Aku tiba di Old Rectory Hotel pukul 21.00. Pilihan Amber sangatlah mewah, private, terkesan kuno namun romantis. Buatku hotel ini menggambarkan citra Norwich sebagai sebuah Kota dengan kemampuan menjaga khasanah budaya serta kelestarian alam. Suasana hijau yang mendominasi sekitaran hotel berhalaman luas menunjukkan masyarakat disini tetap menjaga kelestarian jati diri mereka.

Belum lagi pemandangan kebun dan tanaman berwarna warni nan asri disekitaran hotel membuat aroma dedaunan segar tercium jelas. Penampilan gedung utama tampak elegen dilihat dari depan. Pihak hotel merawat baik-baik tumbuh-tumbuhan hijau sehingga menjalar naik menutupi bagian bawah hotel hingga lantai atas tanpa menimbulkan kesan kumuh.

Amber memesan Cottage di belakang gedung utama. Resepsionis hanya menunjukkanku lokasinya tanpa mengantarkan lebih jauh. Aku melintasi kolam renang indah berbentuk meliuk menyerupai huruf S yang ditemani gazebo-gazebo klasik tempat minum teh dan bercengkrama. Suasana halam hari, menambah keanggunan serta keeksotisan hotel karena permainan cahaya membuat kegelapan seolah takluk dengan kealamian tumbuhan hijau.

” Hai Handsome!,” ujarnya sambil tersenyum indah.

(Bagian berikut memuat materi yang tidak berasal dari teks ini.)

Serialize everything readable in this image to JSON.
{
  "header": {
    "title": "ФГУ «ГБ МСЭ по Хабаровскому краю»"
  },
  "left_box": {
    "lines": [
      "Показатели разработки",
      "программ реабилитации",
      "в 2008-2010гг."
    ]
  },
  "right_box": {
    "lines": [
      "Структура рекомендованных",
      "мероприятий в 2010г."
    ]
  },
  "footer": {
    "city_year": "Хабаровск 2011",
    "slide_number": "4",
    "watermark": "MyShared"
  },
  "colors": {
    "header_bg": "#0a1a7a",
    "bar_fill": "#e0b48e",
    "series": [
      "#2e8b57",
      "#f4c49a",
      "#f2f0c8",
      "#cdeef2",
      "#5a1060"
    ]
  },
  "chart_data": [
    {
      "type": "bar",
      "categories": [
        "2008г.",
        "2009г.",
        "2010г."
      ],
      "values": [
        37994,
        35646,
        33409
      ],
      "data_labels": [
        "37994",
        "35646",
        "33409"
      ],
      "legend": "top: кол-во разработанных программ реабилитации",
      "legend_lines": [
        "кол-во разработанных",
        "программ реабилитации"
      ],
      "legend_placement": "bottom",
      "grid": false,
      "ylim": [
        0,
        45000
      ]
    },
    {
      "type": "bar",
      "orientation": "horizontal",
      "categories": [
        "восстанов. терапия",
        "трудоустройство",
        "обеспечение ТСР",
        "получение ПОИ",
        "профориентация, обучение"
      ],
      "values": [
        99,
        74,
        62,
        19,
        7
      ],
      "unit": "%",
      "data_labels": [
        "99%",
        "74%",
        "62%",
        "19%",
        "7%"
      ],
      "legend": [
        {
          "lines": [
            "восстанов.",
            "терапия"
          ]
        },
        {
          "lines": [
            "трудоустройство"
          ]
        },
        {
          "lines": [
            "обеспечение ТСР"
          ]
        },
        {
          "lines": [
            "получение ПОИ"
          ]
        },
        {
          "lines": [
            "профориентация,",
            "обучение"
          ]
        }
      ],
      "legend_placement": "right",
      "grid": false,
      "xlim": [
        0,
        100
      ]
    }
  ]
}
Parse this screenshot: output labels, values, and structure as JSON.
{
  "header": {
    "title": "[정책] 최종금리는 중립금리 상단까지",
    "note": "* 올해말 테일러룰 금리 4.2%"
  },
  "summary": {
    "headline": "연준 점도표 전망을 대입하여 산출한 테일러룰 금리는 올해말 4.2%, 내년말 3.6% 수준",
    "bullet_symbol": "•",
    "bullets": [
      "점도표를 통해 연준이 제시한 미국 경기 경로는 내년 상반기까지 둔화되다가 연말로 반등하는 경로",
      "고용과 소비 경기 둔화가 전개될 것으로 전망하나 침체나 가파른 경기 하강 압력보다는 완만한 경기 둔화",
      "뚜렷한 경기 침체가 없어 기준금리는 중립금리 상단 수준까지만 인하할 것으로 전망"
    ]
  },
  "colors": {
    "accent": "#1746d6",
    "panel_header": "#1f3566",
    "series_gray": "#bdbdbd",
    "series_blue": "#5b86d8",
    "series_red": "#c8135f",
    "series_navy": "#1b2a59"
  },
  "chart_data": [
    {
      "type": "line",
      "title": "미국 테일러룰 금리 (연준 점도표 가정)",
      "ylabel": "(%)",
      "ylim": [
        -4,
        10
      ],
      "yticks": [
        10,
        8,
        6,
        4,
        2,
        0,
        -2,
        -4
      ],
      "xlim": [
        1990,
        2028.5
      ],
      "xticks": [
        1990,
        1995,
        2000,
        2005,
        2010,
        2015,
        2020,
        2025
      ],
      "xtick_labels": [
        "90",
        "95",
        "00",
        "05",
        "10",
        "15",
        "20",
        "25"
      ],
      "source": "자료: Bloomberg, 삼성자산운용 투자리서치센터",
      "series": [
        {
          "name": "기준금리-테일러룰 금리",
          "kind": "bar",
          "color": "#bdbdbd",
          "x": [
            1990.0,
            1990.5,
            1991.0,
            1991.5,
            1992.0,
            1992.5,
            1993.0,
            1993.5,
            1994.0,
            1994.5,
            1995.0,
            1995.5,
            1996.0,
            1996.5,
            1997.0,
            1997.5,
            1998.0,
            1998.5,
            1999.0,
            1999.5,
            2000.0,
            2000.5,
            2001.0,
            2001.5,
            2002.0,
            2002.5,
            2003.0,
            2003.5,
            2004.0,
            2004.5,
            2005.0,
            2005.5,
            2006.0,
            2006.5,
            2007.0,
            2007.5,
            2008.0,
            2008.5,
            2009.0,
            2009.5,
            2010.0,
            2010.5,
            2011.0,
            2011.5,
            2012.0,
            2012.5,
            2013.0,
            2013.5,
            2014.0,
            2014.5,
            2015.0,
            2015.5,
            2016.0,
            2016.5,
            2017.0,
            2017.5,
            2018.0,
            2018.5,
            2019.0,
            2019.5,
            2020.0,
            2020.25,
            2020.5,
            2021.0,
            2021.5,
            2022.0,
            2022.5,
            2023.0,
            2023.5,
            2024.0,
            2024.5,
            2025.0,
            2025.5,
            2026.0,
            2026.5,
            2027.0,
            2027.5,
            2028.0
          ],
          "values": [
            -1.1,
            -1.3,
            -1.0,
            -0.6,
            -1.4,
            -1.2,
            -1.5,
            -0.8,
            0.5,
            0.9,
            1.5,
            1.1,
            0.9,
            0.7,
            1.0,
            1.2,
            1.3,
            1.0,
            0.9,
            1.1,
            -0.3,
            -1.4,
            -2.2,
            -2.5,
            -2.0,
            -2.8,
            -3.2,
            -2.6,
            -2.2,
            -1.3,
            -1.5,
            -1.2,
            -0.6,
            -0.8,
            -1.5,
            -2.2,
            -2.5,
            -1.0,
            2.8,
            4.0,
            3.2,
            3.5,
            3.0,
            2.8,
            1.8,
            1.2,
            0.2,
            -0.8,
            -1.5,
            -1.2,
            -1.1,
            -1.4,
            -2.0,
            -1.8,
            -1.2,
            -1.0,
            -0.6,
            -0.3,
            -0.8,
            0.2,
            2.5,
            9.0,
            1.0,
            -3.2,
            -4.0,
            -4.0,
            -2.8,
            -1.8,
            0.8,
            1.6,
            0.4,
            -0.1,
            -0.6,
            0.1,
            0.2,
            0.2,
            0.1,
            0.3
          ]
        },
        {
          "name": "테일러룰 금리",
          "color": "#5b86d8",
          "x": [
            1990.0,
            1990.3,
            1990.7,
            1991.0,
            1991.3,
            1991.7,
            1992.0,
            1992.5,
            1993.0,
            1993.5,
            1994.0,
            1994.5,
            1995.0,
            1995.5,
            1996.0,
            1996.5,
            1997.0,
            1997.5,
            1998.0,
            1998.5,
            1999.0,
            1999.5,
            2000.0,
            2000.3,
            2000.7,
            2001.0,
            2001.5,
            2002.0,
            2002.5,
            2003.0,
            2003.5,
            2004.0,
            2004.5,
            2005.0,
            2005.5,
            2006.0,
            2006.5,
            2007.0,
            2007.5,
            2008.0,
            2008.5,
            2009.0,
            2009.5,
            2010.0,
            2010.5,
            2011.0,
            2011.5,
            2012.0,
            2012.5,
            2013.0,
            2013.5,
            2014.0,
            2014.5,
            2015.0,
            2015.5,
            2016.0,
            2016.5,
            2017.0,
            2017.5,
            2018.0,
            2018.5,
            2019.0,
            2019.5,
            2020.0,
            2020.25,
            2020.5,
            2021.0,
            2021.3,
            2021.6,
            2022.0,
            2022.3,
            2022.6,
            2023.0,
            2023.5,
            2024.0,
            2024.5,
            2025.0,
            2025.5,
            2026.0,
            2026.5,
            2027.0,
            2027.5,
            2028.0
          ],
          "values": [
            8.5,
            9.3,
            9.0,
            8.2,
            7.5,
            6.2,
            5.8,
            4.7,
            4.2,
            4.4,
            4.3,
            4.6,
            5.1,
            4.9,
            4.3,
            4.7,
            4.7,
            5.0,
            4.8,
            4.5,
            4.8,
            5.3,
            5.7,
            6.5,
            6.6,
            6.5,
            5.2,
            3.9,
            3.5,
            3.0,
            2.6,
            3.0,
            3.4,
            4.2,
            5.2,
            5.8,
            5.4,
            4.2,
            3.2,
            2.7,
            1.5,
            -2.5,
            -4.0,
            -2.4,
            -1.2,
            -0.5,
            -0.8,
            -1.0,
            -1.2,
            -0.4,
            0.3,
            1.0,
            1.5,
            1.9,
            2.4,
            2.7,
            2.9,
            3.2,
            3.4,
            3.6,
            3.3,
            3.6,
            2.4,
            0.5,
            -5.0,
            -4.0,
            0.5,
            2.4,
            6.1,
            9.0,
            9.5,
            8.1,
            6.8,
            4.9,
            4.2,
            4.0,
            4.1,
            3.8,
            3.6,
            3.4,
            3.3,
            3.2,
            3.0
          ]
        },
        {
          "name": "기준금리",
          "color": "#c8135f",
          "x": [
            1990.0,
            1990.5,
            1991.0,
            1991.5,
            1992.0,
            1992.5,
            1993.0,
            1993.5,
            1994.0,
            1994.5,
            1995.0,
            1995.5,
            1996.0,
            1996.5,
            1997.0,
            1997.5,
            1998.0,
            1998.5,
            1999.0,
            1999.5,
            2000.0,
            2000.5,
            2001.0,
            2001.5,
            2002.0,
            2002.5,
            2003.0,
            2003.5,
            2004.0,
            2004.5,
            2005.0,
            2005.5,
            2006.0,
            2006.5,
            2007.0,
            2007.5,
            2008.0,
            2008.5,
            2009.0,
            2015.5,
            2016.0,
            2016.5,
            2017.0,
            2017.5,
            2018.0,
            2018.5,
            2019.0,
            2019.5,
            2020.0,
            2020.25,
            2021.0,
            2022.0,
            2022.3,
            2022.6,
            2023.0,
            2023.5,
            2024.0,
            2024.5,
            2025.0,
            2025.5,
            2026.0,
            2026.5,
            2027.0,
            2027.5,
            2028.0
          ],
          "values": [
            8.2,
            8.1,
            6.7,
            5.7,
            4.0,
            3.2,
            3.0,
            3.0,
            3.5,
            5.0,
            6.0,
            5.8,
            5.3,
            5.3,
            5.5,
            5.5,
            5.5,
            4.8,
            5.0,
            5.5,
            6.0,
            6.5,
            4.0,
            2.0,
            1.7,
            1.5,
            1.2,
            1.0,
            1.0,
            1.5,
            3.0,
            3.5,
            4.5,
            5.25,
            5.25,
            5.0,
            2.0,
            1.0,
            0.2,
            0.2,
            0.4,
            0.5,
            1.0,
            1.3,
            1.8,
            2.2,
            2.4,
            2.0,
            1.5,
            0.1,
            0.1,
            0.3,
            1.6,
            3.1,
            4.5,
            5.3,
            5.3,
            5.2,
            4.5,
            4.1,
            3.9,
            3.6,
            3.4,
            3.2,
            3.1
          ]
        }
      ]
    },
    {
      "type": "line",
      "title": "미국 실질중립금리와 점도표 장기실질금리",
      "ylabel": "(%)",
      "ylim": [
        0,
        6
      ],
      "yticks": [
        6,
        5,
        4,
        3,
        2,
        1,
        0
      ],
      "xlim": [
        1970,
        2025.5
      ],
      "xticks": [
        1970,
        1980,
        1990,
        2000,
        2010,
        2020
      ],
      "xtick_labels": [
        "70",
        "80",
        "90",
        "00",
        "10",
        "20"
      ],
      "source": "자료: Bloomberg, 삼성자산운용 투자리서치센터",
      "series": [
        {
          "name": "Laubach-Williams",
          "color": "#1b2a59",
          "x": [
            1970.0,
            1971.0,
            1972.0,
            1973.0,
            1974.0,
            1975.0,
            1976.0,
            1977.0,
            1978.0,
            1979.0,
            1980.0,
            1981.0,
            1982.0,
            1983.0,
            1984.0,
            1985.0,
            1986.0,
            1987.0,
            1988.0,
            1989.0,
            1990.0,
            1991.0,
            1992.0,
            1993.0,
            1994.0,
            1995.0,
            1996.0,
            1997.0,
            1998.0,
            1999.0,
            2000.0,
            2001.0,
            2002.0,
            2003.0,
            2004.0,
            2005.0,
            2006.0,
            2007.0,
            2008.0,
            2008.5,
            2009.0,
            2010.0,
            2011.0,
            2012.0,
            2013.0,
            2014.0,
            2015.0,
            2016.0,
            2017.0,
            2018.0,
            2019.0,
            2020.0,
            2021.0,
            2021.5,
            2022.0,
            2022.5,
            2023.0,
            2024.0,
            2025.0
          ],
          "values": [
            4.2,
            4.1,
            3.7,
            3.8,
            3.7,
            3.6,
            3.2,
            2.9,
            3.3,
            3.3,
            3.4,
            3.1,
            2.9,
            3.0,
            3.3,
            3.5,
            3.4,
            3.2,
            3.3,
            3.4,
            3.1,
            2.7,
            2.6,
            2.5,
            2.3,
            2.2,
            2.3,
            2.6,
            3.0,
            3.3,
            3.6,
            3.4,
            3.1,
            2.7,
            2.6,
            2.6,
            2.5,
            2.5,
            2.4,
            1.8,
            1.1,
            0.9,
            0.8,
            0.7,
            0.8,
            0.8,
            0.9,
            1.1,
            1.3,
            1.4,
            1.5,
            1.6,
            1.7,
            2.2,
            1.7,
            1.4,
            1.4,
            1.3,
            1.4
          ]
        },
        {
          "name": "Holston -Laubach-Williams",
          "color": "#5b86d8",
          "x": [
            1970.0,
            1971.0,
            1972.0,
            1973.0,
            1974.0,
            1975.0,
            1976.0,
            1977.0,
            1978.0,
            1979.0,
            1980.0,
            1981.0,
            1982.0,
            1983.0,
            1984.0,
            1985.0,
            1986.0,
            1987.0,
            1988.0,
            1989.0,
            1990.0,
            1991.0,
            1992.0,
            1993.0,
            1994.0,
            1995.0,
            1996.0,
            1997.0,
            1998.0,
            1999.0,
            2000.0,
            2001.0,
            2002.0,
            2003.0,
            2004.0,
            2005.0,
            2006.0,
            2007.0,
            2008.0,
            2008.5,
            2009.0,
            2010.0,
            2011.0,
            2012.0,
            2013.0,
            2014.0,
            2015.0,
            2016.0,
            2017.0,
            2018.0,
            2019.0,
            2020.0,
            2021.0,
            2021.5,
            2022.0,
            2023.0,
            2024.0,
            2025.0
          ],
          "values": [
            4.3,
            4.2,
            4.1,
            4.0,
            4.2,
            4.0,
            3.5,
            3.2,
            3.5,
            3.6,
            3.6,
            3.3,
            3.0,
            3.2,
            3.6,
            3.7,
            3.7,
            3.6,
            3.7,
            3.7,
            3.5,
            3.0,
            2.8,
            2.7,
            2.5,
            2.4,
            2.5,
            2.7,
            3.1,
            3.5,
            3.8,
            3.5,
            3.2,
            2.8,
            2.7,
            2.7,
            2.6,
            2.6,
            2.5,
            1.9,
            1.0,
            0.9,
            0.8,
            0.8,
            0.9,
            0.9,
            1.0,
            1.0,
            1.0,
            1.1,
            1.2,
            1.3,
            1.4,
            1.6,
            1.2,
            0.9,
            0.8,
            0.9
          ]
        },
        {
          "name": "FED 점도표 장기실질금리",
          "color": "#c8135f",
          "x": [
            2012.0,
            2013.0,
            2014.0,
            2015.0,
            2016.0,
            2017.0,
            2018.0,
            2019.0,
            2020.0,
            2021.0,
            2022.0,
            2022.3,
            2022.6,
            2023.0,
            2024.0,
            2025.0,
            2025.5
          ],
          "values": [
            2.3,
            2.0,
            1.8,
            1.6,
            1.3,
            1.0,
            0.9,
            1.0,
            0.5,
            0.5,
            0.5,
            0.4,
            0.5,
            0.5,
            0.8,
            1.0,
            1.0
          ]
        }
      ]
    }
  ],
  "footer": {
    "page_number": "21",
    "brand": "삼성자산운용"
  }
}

Amber menyambutku sendirian di depan pintu cottage. Rupanya Ia telah menyiapakan hidangan makan malam berupa hidangan teh hangat ditemani kue manis dan pasta keju di gazebo bundar depan kamar. Sangat pengertian wanita cantik ini rupanya, karena hidangan yang dipesannya bukanlah minuman beralkohol. Dari makanannya saja Amber hanya memesankan hidangan khas di hotel Old Rectory berbahan dasar pasta, roti, gandum , keju serta sayur-mayur segar.

” Well ternyata aku kalah! tidak biasanya sih! tapi bolehlah,” ujarnya cuek setengah jual mahal persis Kak Chita.

Ia mempersilahkanku duduk. Busananya malam ini tetap elegen seperti kutemui sebelumnya. Gaun terusan berwarna ungu tanpa lengan membalut keindahan tubuh menampilkan kesan sexy, anggun, serta menonjolkan intelektualitas. Satu yang amat kusukai dari Amber ialah ia sangatlah nyaman dan percaya diri dengan bentuk tubuhnya. Segala macam model pakaian di badannya teelihat selalu pas.

” Berapa umurmu sebenarnya Amber???,” tak tahan aku menyampaikan pertanyaan yang membuatku penasaran.

” Aku baru 21 tahun ini,” jawabnya sambil menyeruput teh hangat di depannya.

” 21?? kamu serius??,”

” Kenapa?? aku terlihat tua ya?? he jujur saja!,” Amber tersenyum.

” Enggak..tentu tidak tapi kamu terlihat …dewasa.”

Oke mereka berdua ternyata seumuran. Another coincidence.

Sama seperti atlet, rupanya kontestan pemilihan Miss di berbagai Negara selalu berkepribadian lebih dewasa dari anak seumurnya. Selain tampak dewasa, mereka juga sudah terlalu fasih membicarakan berbagai masalah dunia mulai dari isu terorisme, perkembangan para imigran di eropa hingga perkembangan mata uang Euro.

” Makan yuk Budi!,” Amber menawariku mulai menyantap hidangan. Terlihat fasih ia mengolesi roti gandum dihadapannya dengan selai lalu menaburinya dengan beberapa gula-gula. ” Dua kemenangan beruntun ya!,” ia mulai menyantap roti ” di luar dugaan!.”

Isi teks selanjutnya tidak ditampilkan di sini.